Quote Originally Posted by trinibwoy View Post
It's regular hardware accelerated AA.
Are you sure on that? What I've read is that it's custom AA that is more optimized to the game and that don't apply to every object on the screen, but it's the same. What I mean is: is just standard code. It should run, and it does, indeed. It's disabled on purpose.

An API just asks the hardware and driver to do something. There's no guarantee at all that it does it properly. If what you said was true there would never be bugs in games that only affect one vendor's hardware.
Just the same that every other piece of their code. Why they didn't disabled all shaders? Heck, why they didn't disabled rendering calls with Direct3D? There's no guaranty that the hw can do it, but it is assumed it does.

I have said it before: yes, you can have unexpected behaviour because of bugs (on your side or on hw side). And I can understand disabling something if proven buggy as a shoddy solution. But when proven working right?

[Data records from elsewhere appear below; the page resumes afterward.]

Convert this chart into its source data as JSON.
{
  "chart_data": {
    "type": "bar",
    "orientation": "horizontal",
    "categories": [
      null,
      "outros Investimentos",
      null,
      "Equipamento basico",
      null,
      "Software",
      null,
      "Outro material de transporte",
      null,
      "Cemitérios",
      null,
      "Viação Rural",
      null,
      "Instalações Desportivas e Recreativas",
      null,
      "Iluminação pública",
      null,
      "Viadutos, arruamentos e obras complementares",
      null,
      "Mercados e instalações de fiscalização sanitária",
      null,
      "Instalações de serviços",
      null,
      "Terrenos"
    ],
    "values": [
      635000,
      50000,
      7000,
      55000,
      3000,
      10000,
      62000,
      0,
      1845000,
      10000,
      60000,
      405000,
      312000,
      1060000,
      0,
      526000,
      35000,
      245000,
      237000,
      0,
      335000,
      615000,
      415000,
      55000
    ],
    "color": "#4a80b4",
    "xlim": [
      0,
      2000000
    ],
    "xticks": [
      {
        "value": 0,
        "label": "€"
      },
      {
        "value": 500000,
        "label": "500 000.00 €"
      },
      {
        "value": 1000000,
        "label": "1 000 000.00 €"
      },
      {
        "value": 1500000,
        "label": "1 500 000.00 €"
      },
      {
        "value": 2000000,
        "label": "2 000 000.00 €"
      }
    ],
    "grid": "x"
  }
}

It's not disabling it if you wouldn't have gotten it in the first place. What you're saying is that adding it for Nvidia but not adding it for ATi is the same as disabling. That's obviously incorrect.
No, Trinibwoy, no. Don't play with words. You doesn't need to "enable it" for every platform, one by one. You know perfectly that standard code written over an standard API, don't need any kind of specific instructions to be enabled for each platform/HW piece.

On the contrary, you need specific instructions to make it run only on certain hw (which is the same than no allowing it to run on other hardware).

It's disabling since if you don't do anything, it works for everybody. If you leave it default, it works for everybody. You have made an additional work to don't allow it run on any other hardware. So the finality of that additional work is not to allow it to run on your hardware (enable) but impede it to run on any other hardware (disable).